6. Antisemitizme karşı birlikte korunuyoruz
Üniversiteler özgürlük yerleridir. Tüm üniversite ailesi burada kendini güvende ve korunmuş hissetmelidir. Bu durum tüm dinler, etnik kökenler ve milliyetler için geçerli olmakla birlikte özellikle Yahudi inancına sahip kişiler ve İsrail vatandaşları için geçerlidir. Üniversiteleri, henüz yapmadıkları yerlerde mevcut güvenlik konseptlerini gözden geçirmeye, tehditler karşısında güvenlik makamlarıyla yakın bir diyalog kurmaya ve gerektiğinde güvenlik önlemlerini güçlendirmeye çağırıyoruz.
7. Hukukun üstünlüğünün sunduğu tüm imkânlarla antisemitizm ve İsrail düşmanlığıyla mücadele etmek için birlikte çalışacağız
Üniversiteler kanunsuz alanlar değildir. İlgili yanlış davranışlar sürekli olarak takip edilmeli, cezalandırılmalı ve önlenmelidir (etkili vaka yönetimi). Kampüs, antisemitik veya İsrail karşıtı tutumlar sergileyen etkinlik ve grupların yeri olmamalıdır. Üniversitelerin antisemit olayları takip etmelerini, bunları polise bildirmelerini ve kendi yetki alanları çerçevesinde cezalandırmalarını destekliyoruz.
8. Barışçıl diyalog için alanlar yaratmak istiyoruz
Üniversiteler sosyal karşılaşma ve değişim yerleridir. Üniversite yönetimi, üniversite ailesinin üyeleri ve mensuplarının birbirleriyle saygılı bir diyalog içine girmeleri için fırsatlar yaratmalı ve bu fırsatları teşvik etmelidir. Üniversiteleri, diyaloğu güçlendirmek, çekinceleri azaltmak, kızgınlıkları önlemek ve bilimsel bilginin birleştirici gücünü güçlendirmek amacıyla, kültürler ve dinler arası karşılaşmaların yanı sıra eleştirel ve barışçıl düşünme için forumlar kurmaya çağırıyoruz.
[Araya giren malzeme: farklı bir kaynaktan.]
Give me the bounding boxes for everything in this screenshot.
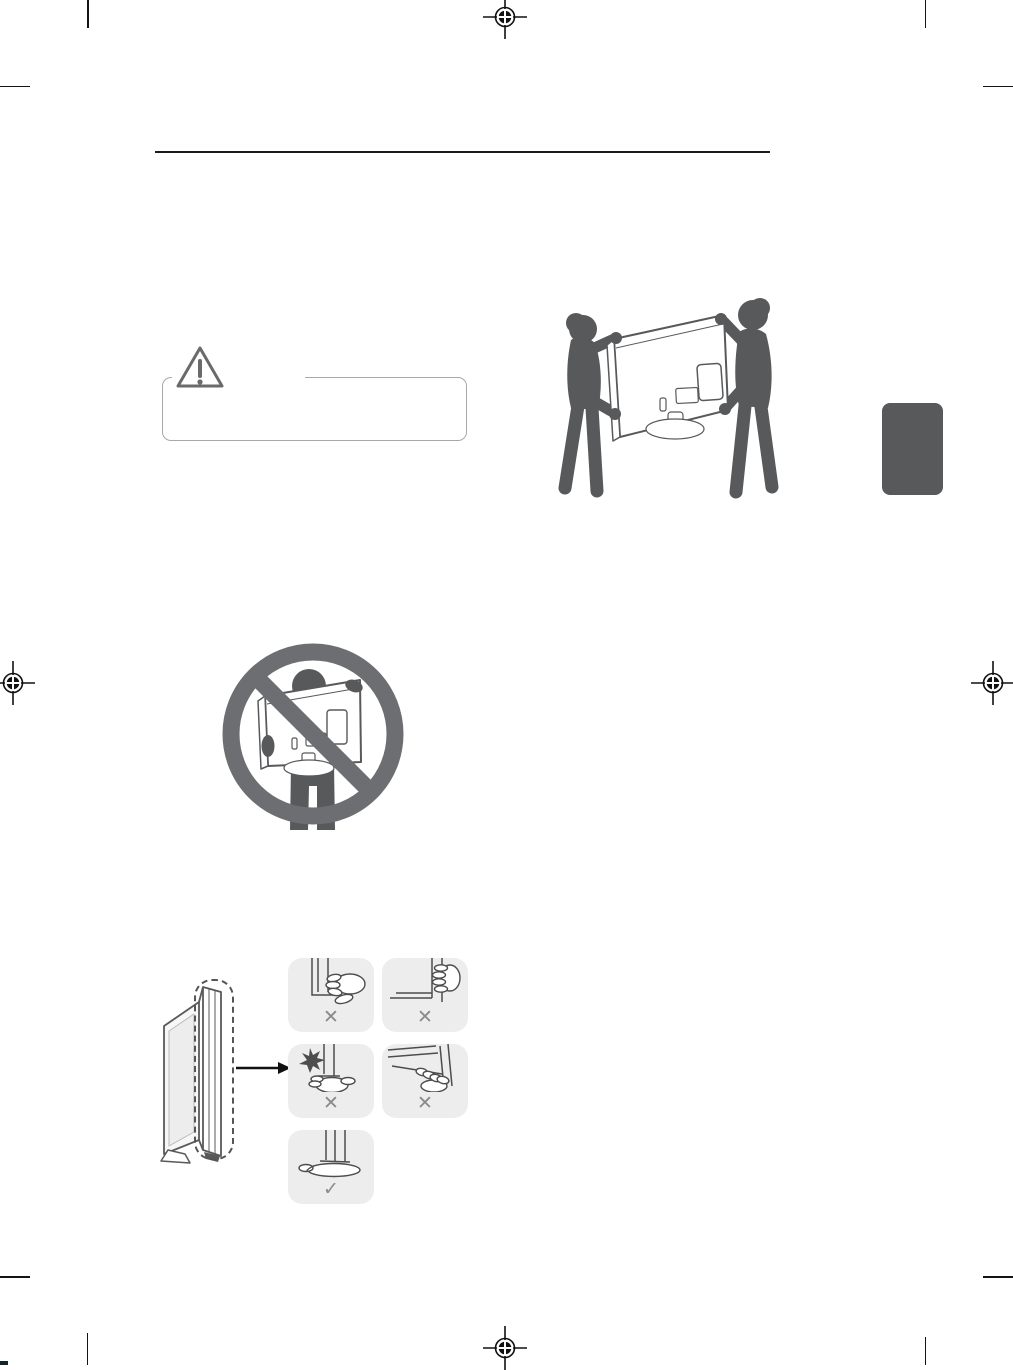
crop-mark-bottom-right-v — [925, 1337, 927, 1365]
grip-bottom-bezel-icon — [382, 1044, 468, 1092]
crop-mark-bottom-left-v — [87, 1333, 89, 1365]
grip-tile-top-edge: ✕ — [382, 958, 468, 1032]
two-person-carry-tv-illustration — [548, 288, 796, 506]
registration-target-icon-bottom — [483, 1326, 527, 1370]
grip-tile-press-screen: ✕ — [288, 1044, 374, 1118]
manual-page: { "page": { "background": "#ffffff", "ki… — [0, 0, 1013, 1365]
grip-tile-front-screen: ✕ — [288, 958, 374, 1032]
registration-target-icon-left — [0, 661, 35, 705]
crop-mark-bottom-right-h — [983, 1276, 1013, 1278]
section-header-rule — [155, 151, 770, 153]
section-tab — [882, 403, 943, 495]
verdict-x: ✕ — [323, 1006, 339, 1030]
left-person-legs — [565, 406, 597, 491]
press-screen-impact-icon — [288, 1044, 374, 1092]
verdict-check: ✓ — [323, 1178, 339, 1202]
registration-target-icon-top — [483, 0, 527, 39]
grip-top-edge-icon — [382, 958, 468, 1006]
grip-front-screen-icon — [288, 958, 374, 1006]
panel-edge-dashed-outline — [194, 979, 234, 1160]
crop-mark-top-right-h — [983, 86, 1013, 88]
tv-back-view — [607, 315, 728, 441]
warning-triangle-icon — [175, 345, 225, 389]
verdict-x: ✕ — [417, 1092, 433, 1116]
crop-mark-top-left-v — [87, 0, 89, 28]
pointer-arrow-icon — [234, 1059, 292, 1077]
print-color-chip — [0, 1361, 8, 1365]
support-bottom-edge-icon — [288, 1130, 374, 1178]
impact-star — [299, 1048, 325, 1073]
verdict-x: ✕ — [417, 1006, 433, 1030]
grip-tile-support-bottom: ✓ — [288, 1130, 374, 1204]
crop-mark-top-left-h — [0, 86, 30, 88]
crop-mark-top-right-v — [925, 0, 927, 28]
registration-target-icon-right — [971, 661, 1013, 705]
no-single-person-carry-illustration — [213, 634, 413, 834]
grip-tile-bottom-bezel: ✕ — [382, 1044, 468, 1118]
right-person-legs — [736, 406, 772, 492]
verdict-x: ✕ — [323, 1092, 339, 1116]
crop-mark-bottom-left-h — [0, 1276, 30, 1278]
9. İsrail, Yahudi Çalışmaları ve antisemitizm konularında öğretim ve araştırmaların genişletilmesini teşvik ediyoruz
Üniversiteler bilgi ve hakikat arayışının yapıldığı yerlerdir. Alman üniversitelerinde Yahudi dini ve tarihi konusunda halihazırda mevcut olan son derece çeşitli çalışma ve araştırma programları için minnettarız. Bu şekilde oluşturulan temeller, toplum genelinde antisemitizmin önlenmesi için gerekli ön koşullardır. Üniversitelerin bu alanda hala birbirlerinden çok şey öğrenebileceğine ve işbirliğine gidebileceğine inanıyoruz. Üniversiteleri, öğretim, araştırma ve akademik iletişimde antisemitizm, Yahudi kültürü ve entelektüel tarihi üzerine akademik programların yanı sıra İsrail üzerine araştırmaları güçlendirmeye ve genişletmeye teşvik ediyoruz. Özellikle öğretmenlik mesleğine yönelik eğitim odaklı çalışma programları bu bağlamda özel bir önem taşımaktadır.
10. İsrail ile işbirliğinin yoğunlaştırılmasını teşvik ediyoruz
Üniversiteler, canlı diyalogların yaşandığı ve üniversite alanının çok ötesine geçen işbirliği biçimlerinin ortaya çıktığı yerlerdir. Bu, uluslararası anlayışa önemli bir katkıdır. Üniversiteleri Yahudi cemaatleri ve öğrenci dernekleri ile diyaloglarını yoğunlaştırmaya ve İsrail üniversiteleri ve akademik kurumları ile mevcut işbirliklerini geliştirmeye teşvik ediyoruz.
Federal Eğitim ve Araştırma Bakanı bu eylem planını desteklemektedir. BMBF, antisemitizm araştırmalarına kendini adamıştır ve bu taahhüdünü sürdürmeye devam edeceğini teyit etmektedir. Federal proje fonları üniversitelerin yanı sıra üniversite dışı araştırma kurumlarını da kapsamaktadır. İsrail ile ikili araştırma işbirliği BMBF’nin temel kaygılarından biridir.